A University of Memphis research team aims to develop a cyberinfrastructure for integrating mobile streaming sensor data and metadata to foster information sharing and drive further research on health and wellness.
The mProv: Provenance-based Data Analytics Cyberinfrastructure for High-frequency Mobile Sensor Data project, funded by a five-year, $4-million federal grant, will involve researchers from UCLA, UC San Francisco and the University of Pennsylvania, according to an article at the Memphis Flyer. The cyberinfrastructure will tap open-source software developed by the Center of Excellence for Mobile Sensor Data-to-Knowledge (MD2K), which is funded by the National Institutes of Health.

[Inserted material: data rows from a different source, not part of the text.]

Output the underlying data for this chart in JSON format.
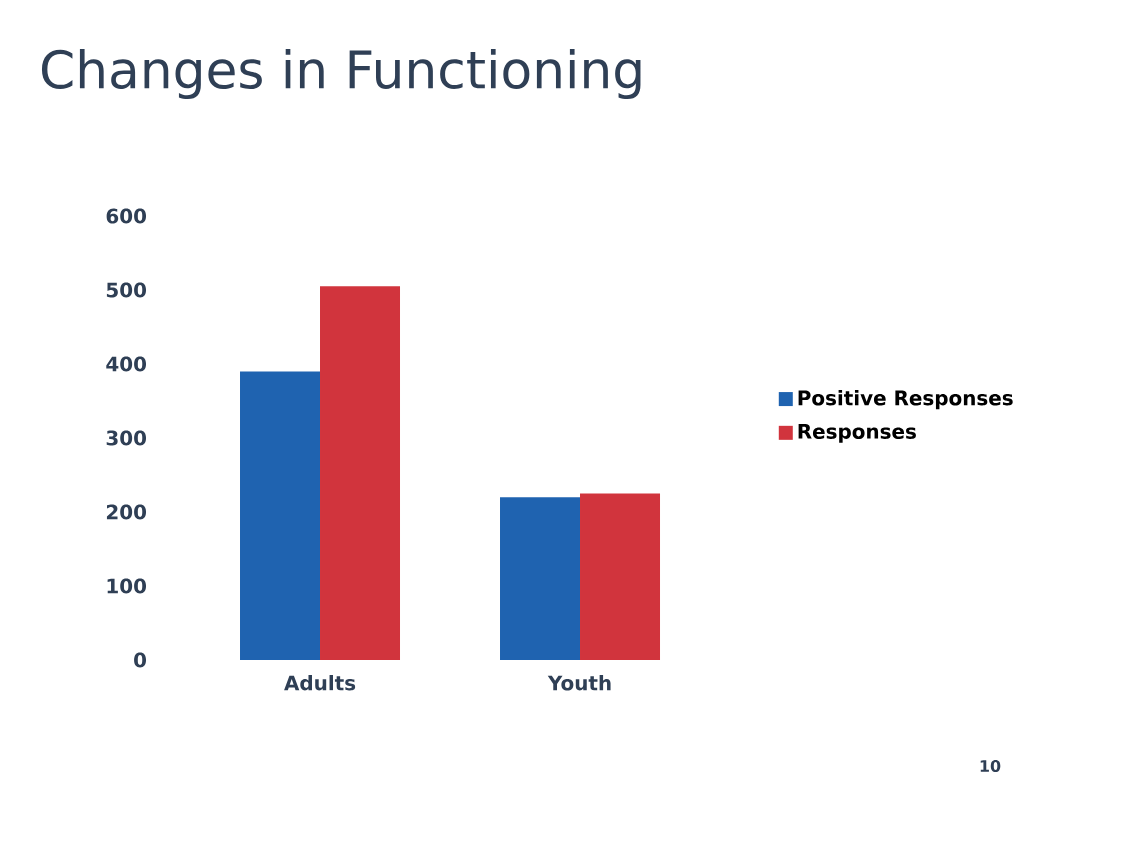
{
  "chart_data": {
    "type": "bar",
    "title": "Changes in Functioning",
    "categories": [
      "Adults",
      "Youth"
    ],
    "series": [
      {
        "name": "Positive Responses",
        "color": "#1f63b0",
        "values": [
          390,
          220
        ]
      },
      {
        "name": "Responses",
        "color": "#d1343d",
        "values": [
          505,
          225
        ]
      }
    ],
    "ylim": [
      0,
      600
    ],
    "yticks": [
      0,
      100,
      200,
      300,
      400,
      500,
      600
    ],
    "grid": false,
    "legend": "right",
    "annotations": [
      "10"
    ]
  }
}
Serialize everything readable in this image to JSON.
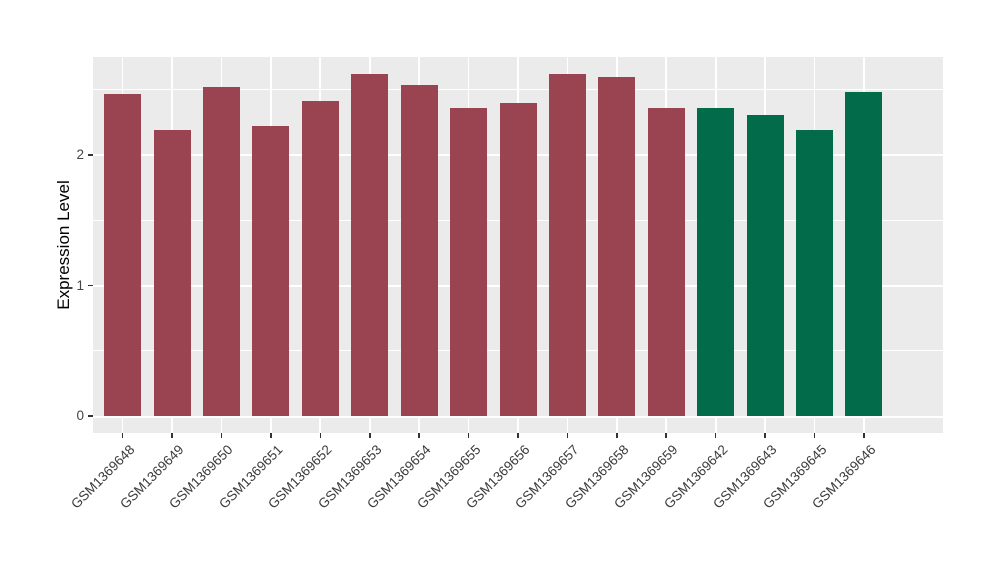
{
  "chart_data": {
    "type": "bar",
    "title": "",
    "xlabel": "",
    "ylabel": "Expression Level",
    "categories": [
      "GSM1369648",
      "GSM1369649",
      "GSM1369650",
      "GSM1369651",
      "GSM1369652",
      "GSM1369653",
      "GSM1369654",
      "GSM1369655",
      "GSM1369656",
      "GSM1369657",
      "GSM1369658",
      "GSM1369659",
      "GSM1369642",
      "GSM1369643",
      "GSM1369645",
      "GSM1369646"
    ],
    "values": [
      2.47,
      2.19,
      2.52,
      2.22,
      2.41,
      2.62,
      2.54,
      2.36,
      2.4,
      2.62,
      2.6,
      2.36,
      2.36,
      2.31,
      2.19,
      2.48
    ],
    "bar_colors": [
      "#9B4451",
      "#9B4451",
      "#9B4451",
      "#9B4451",
      "#9B4451",
      "#9B4451",
      "#9B4451",
      "#9B4451",
      "#9B4451",
      "#9B4451",
      "#9B4451",
      "#9B4451",
      "#026B49",
      "#026B49",
      "#026B49",
      "#026B49"
    ],
    "yticks": [
      0,
      1,
      2
    ],
    "ylim": [
      0,
      2.75
    ],
    "grid": true,
    "legend_position": "none",
    "x_label_angle": 45,
    "colors": {
      "bar_group_1": "#9B4451",
      "bar_group_2": "#026B49",
      "panel_background": "#EBEBEB",
      "gridline": "#FFFFFF",
      "tick_text": "#444444",
      "axis_title_text": "#000000"
    }
  }
}
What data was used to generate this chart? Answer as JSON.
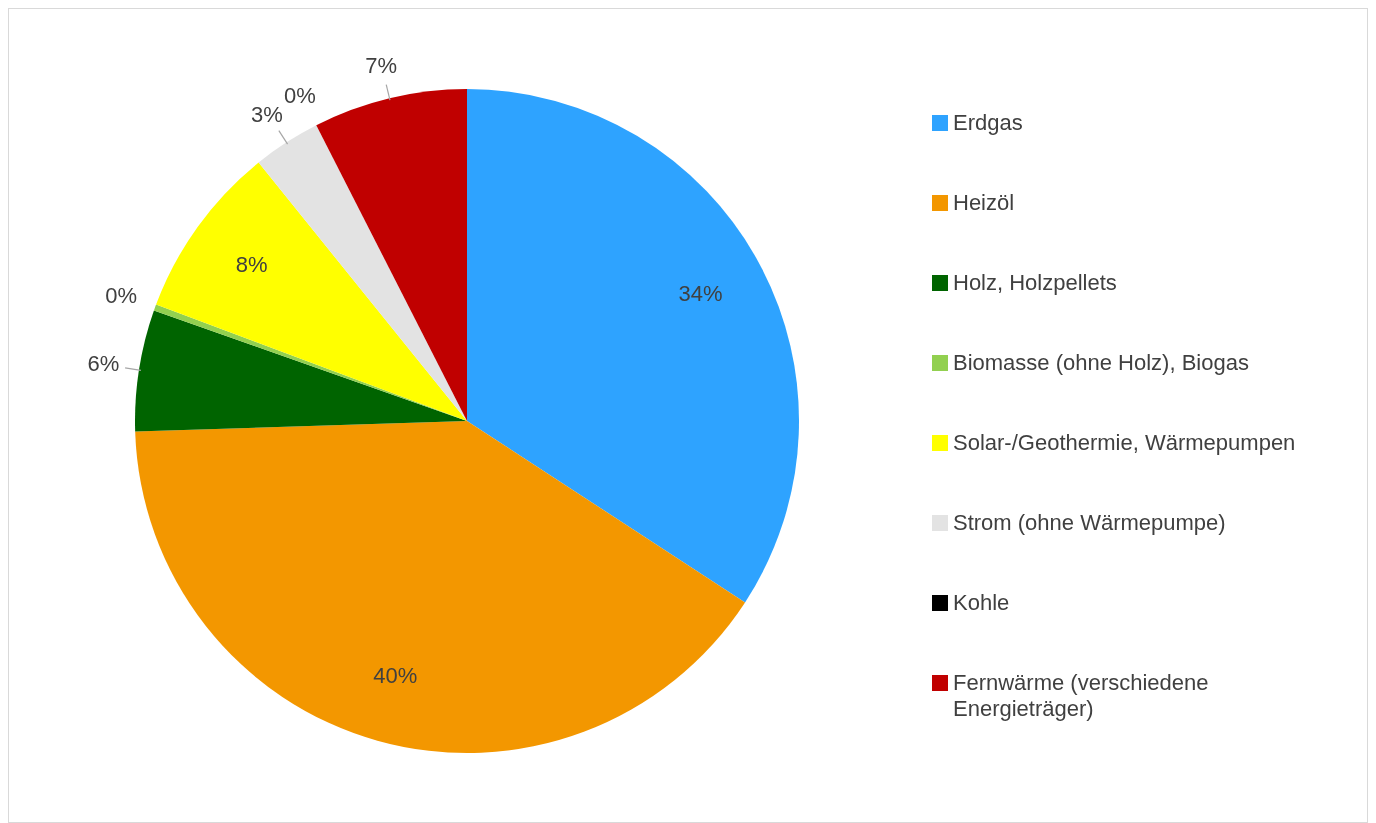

“With the mProv provenance cyberinfrastructure complementing MD2K’s software, investigators can collect, curate, analyze and interpret mobile sensor data, as well as share data,” Santosh Kumar, M.D., project lead and a professor at the University of Memphis, said in an announcement.
“Doing so can amplify the research utility of their data and, most importantly, help establish benchmarks and bring reproducibility, which are key to scientific rigor,” Kumar added.
The mProv researchers, according to UCLA team lead Mani Srivastava, M.D., also will assess privacy concerns associated with data from mobile personal sensors, and investigate privacy mechanisms to ensure privacy of data contributors.
Such privacy concerns, as FierceMobileHealthcare has reported, are prompting a call for a comprehensive federal privacy policy due to a U.S. Department of Health and Service report regarding mHealth and security. Jodi Daniel, a partner at law firm Crowell & Moring, advocates a baseline of protection for all health information.